La UD vive en un estado de frustración. Es evidente. El equipo no es que no quiera es que lo que antes iba de cara; ahora no es viable, no da, no llega. El viento ha cambiado. El equipo acumuló más ocasiones que en tres o cuatro partidos de la primera vuelta juntos y no consiguió batir a Ander Cantero, a quien no tenía el gusto de conocer hasta hoy. Antes con poco, con ocasión y media ya daba para sumar; el equipo era un castillo inexpugnable atrás y arriba aprovechaba lo que caía, pero ahora ya no. De aquello empieza a hacer ya tiempo: hace cinco partidos que no gana, y el último, y esto no es un demérito, pero sí un indicio, ganó en el primer partido del año de forma postrera en el debut con gol de Pedrola.

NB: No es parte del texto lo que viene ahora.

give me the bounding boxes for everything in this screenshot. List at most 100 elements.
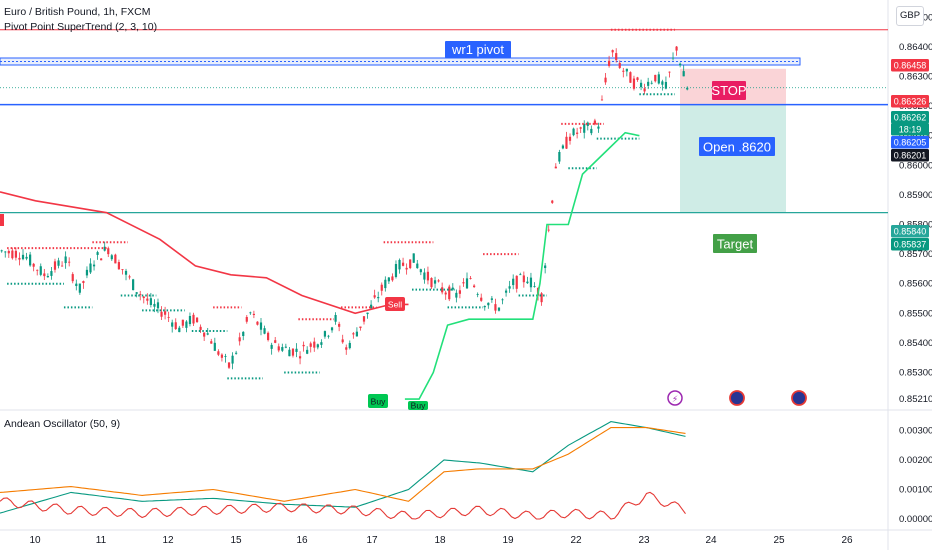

Todavía no habían llegado los Reyes Magos de Oriente, faltaban tres borrascas por venir, el mundo era otro, literalmente, pero parece que hace muchas vidas de aquello. Todo enero y el inicio de febrero. 3 puntos por tres empates desde ese día en el casillero. No todo puede estar en la bolsa de la fortuna, está claro, y cada partido es un mundo en sí mismo, pero este partido en la ola buena acaba 3–0 sin problema. No contó Luis García hoy con Viera por motivos personales (fue padre) y se notó, Fuster no termina de ser contundente cuando debe serlo, Ale García, que era un rayo y un incordio ahora no es el mismo que fue antes de la lesión, Jesé ya asentado, pero sin la posibilidad real de crear peligro, volvió a jugar Miyashiro, buen disparo y ya está y volvió a jugar Iker Bravo, sin trascendencia ninguna al igual que Benedetti, Kirian jugó también media hora, pero nada hubo que hacer.
No es una causa concreta lo que falla, sino el cúmulo de desdichas individuales que están creando un potaje de melancolía. Se sigue cerca de la cabeza, pero ya digo, el viento, ahora mismo, ya es distinto. Mirandés fuera y Castellón en casa siguientes retos.